The Wisconsin site has nearly 2 million page views since launching and unique visits are on the rise. In 2009, Mogensen recorded 26,676 unique views, a number that grew to 102,499 by 2012. The number of individual users who came to the Wisconsin site slipped to 84,635 in 2013 after a website update made it more mobile friendly. In 2014, there were 88,284 unique users. He predicts the Wisconsin site could have a combined 115,000 unique visits in 2015.

Ginny Wilbrandt is the owner of Cottage Keeper Vacation Rental Homes, which brokers rental units for homeowners on Castle Rock Lake and the Petenwell Flowage in central Wisconsin. She started her business in 1998 and now has 24 units. She uses seven websites to advertise her listings, including RentWisconsinCabins.com.

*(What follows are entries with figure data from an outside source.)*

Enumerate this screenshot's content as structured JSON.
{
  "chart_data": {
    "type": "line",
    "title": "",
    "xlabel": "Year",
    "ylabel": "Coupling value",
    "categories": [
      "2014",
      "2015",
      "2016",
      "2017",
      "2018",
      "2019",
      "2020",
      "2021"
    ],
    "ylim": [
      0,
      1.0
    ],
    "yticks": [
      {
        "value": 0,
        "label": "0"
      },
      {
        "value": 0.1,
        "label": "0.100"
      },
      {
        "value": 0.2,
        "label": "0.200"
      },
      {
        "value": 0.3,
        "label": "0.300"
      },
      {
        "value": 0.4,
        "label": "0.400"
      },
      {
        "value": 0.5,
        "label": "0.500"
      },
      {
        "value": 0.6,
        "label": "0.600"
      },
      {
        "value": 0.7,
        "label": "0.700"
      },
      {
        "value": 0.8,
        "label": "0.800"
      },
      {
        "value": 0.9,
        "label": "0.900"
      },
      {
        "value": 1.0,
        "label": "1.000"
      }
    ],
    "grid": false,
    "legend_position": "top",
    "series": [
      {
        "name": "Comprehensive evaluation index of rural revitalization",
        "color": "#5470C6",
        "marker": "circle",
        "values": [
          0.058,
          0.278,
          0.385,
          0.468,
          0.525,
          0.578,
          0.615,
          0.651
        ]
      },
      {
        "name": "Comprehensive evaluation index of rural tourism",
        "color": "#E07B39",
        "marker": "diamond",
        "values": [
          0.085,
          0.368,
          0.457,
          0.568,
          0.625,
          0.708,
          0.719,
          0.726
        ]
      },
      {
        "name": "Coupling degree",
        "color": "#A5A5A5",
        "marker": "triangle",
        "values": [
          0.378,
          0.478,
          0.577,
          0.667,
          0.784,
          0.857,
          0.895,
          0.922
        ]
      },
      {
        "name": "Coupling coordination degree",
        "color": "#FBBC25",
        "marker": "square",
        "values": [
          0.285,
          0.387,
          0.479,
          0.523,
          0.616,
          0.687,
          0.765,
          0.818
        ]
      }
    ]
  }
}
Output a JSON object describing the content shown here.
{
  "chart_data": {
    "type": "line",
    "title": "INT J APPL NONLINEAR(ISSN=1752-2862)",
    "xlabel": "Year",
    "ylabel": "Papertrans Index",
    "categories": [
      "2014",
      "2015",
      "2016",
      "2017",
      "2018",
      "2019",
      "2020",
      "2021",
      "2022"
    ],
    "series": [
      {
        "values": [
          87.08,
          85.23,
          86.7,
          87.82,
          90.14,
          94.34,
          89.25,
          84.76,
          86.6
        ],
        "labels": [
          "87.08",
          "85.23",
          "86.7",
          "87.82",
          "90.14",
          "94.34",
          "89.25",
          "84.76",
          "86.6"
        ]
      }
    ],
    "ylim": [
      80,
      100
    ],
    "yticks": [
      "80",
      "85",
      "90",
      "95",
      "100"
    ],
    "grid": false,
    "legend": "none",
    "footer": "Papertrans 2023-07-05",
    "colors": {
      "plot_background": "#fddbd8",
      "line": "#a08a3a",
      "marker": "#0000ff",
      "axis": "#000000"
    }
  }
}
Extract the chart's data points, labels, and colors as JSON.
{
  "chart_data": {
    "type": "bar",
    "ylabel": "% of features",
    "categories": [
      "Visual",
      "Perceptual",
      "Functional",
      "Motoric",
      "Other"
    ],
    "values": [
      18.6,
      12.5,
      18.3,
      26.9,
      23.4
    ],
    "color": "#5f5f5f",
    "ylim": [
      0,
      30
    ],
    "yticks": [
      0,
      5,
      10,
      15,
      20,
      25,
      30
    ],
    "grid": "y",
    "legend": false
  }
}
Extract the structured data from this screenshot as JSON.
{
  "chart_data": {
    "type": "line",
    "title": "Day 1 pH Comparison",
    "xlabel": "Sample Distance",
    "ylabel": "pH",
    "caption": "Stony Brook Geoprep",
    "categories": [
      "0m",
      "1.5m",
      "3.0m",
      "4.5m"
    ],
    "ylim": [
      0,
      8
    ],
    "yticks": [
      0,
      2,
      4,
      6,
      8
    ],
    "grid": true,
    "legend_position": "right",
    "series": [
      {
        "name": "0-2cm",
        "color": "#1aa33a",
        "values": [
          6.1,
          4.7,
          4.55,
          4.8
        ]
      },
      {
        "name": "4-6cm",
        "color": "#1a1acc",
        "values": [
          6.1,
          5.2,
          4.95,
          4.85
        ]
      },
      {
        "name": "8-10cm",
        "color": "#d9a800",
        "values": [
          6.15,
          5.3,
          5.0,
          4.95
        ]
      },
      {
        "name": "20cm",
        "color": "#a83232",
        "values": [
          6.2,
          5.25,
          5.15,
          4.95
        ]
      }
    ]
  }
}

“It costs less, yet, we get lots of leads,” Wilbrandt said. “To me the biggest challenge is to match the clientele with the home to make sure they get what they want. Joe gets us the lead, but then we really get to match what the renter wants.”

The sites include up to 15 photos of each property, videos and events from the area and a search window that allows potential renters to input their needs based on price, bedrooms, location and other requirements.

But success doesn’t just involve throwing up a few photos and a map. A major part of Mogensen’s job is search engine optimization — understanding key words and making sure descriptions of properties on his sites have the right key words and phrases to be recognized for Internet searches — which, in turn, gets his sites to show up high on search pages.

Mogensen writes all copy for his sites, and he spends two hours a day listening to podcasts about the latest search engine optimization and Internet marketing techniques.

“Getting on Google’s page one back in 2009 was easy,” Mogensen said. “These days, staying on top of page one is the challenge we’ve been able to overcome.”